Temos uma grande expectativa em relação ao Kosovo. Não só pela história recente da guerra dos Balcãs, mas também pelo facto de este ser o país mais recente do mundo. O Kosovo faz parte de um conjunto de países com reconhecimento limitado, isto é, após a declaração da sua independência em 2008, passou a ser reconhecido internacionalmente apenas por alguns países. O país declarou-se unilateralmente independente da Sérvia no dia 17 de fevereiro de 2018, sendo reconhecido no dia seguinte pelos Estados Unidos e alguns países europeus, tais como a França, Portugal, Reino Unido e a Alemanha. Atualmente é reconhecido por 90 Estados-membros da ONU, mas continua sem ser reconhecido pela Rússia, Brasil ou Espanha, e o governo Sérvio reivindica o território como parte integral da Sérvia. As Nações Unidas administram o território desde 1999 através da Missão de Administração Interina das Nações Unidas no Kosovo, com a cooperação da União Europeia desde 2008.
A República do Kosovo é o país mais pequeno dos Balcãs que fez parte do império Otomano entre 1389 e 1912. Nesse ano, apesar de ser uma zona de maioria Albanesa, foi integrado na Sérvia. Com uma população estimada de 2 milhões de habitantes, é composto maioritariamente pela etnia Albanesa, que representa 92% da população. Para além desses, tem 4% de Sérvios, 2% de Bósnios e 1% de Turcos. Por isso é natural que à medida que vamos andando pela estada vemos constantemente bandeiras Albanesas penduradas nas casas. Será por isso que não nos ligaram grande importância na fronteira, já que o carro é Albanês!?

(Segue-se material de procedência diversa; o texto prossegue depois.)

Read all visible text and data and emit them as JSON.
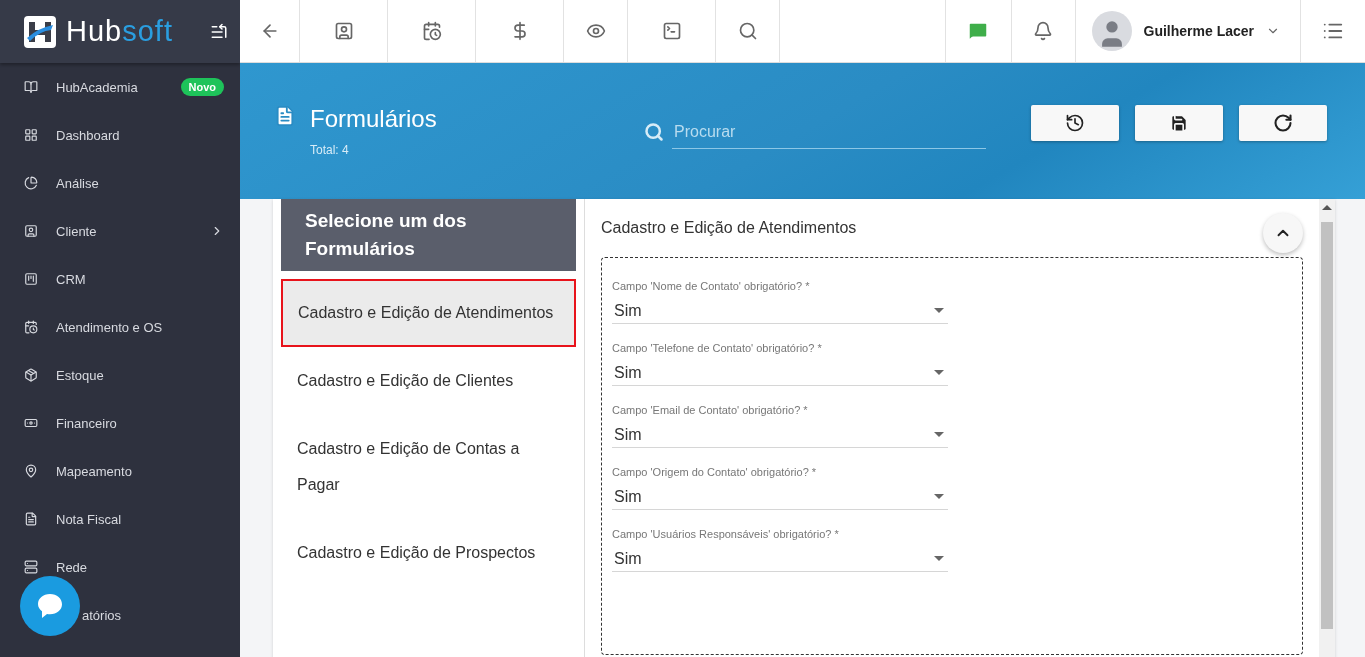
{
  "brand": {
    "name_part1": "Hub",
    "name_part2": "soft"
  },
  "sidebar": {
    "items": [
      {
        "label": "HubAcademia",
        "badge": "Novo",
        "has_submenu": false
      },
      {
        "label": "Dashboard",
        "has_submenu": false
      },
      {
        "label": "Análise",
        "has_submenu": false
      },
      {
        "label": "Cliente",
        "has_submenu": true
      },
      {
        "label": "CRM",
        "has_submenu": false
      },
      {
        "label": "Atendimento e OS",
        "has_submenu": false
      },
      {
        "label": "Estoque",
        "has_submenu": false
      },
      {
        "label": "Financeiro",
        "has_submenu": false
      },
      {
        "label": "Mapeamento",
        "has_submenu": false
      },
      {
        "label": "Nota Fiscal",
        "has_submenu": false
      },
      {
        "label": "Rede",
        "has_submenu": false
      },
      {
        "label": "atórios",
        "has_submenu": false
      }
    ]
  },
  "user": {
    "name": "Guilherme Lacer"
  },
  "page": {
    "title": "Formulários",
    "total": "Total: 4",
    "search_placeholder": "Procurar"
  },
  "forms_list": {
    "heading": "Selecione um dos Formulários",
    "items": [
      {
        "label": "Cadastro e Edição de Atendimentos",
        "selected": true
      },
      {
        "label": "Cadastro e Edição de Clientes",
        "selected": false
      },
      {
        "label": "Cadastro e Edição de Contas a Pagar",
        "selected": false
      },
      {
        "label": "Cadastro e Edição de Prospectos",
        "selected": false
      }
    ]
  },
  "form": {
    "title": "Cadastro e Edição de Atendimentos",
    "expanded": true,
    "fields": [
      {
        "label": "Campo 'Nome de Contato' obrigatório? *",
        "value": "Sim"
      },
      {
        "label": "Campo 'Telefone de Contato' obrigatório? *",
        "value": "Sim"
      },
      {
        "label": "Campo 'Email de Contato' obrigatório? *",
        "value": "Sim"
      },
      {
        "label": "Campo 'Origem do Contato' obrigatório? *",
        "value": "Sim"
      },
      {
        "label": "Campo 'Usuários Responsáveis' obrigatório? *",
        "value": "Sim"
      }
    ]
  }
}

O primeiro local que vamos visitar é o Mosteiro Visoki Decani, numa pequena cidade perto da fronteira com a Albânia. O GPS leva-nos até um caminho de terra que vai piorando nos últimos metros andes de chegarmos ao destino. Decidimos deixar o carro e seguir a pé pelo bosque. O caminho está enlameado e não me parece que seja muito frequentado. Passamos por um grande edifício completamente em ruinas que não chegamos bem a perceber do que se trata. Talvez um antigo hotel ou um hospital! Não se consegue perceber, tal é o estado de degradação.
Depois de caminharmos alguns minutos pelo bosque, lá chegamos a uma estrada estreita de alcatrão que nos leva até ao mosteiro. Aqui chegados percebemos que fomos enganados pelo GPS, porque há uma estrada em condições que chega mesmo ao parque de estacionamento do complexo.
O mosteiro é guardado por militares da KFOR, a força de paz internacional liderada pela NATO. Para entrar temos de deixar o cartão de cidadão na guarita com os militares de serviço. Entregam-nos um cartão de visitante e abrem temporariamente o portão de ferro que dá acesso ao interior do complexo onde está situado o mosteiro. Visoki Decani é administrado pela igreja Ortodoxa Sérvia e está sobre a proteção da Sérvia desde 1947, designado como monumento cultural de exceção. O complexo faz parte do património mundial da UNESCO em conjunto com outros quatro edifícios religiosos, os quais estão inscritos como “Monumentos Medievais do Kosovo”. O Kosovo é um país maioritariamente muçulmano e com uma história de conflito recente, muito ligada à religião, não é de admirar a segurança reforçada nestes templos ortodoxos.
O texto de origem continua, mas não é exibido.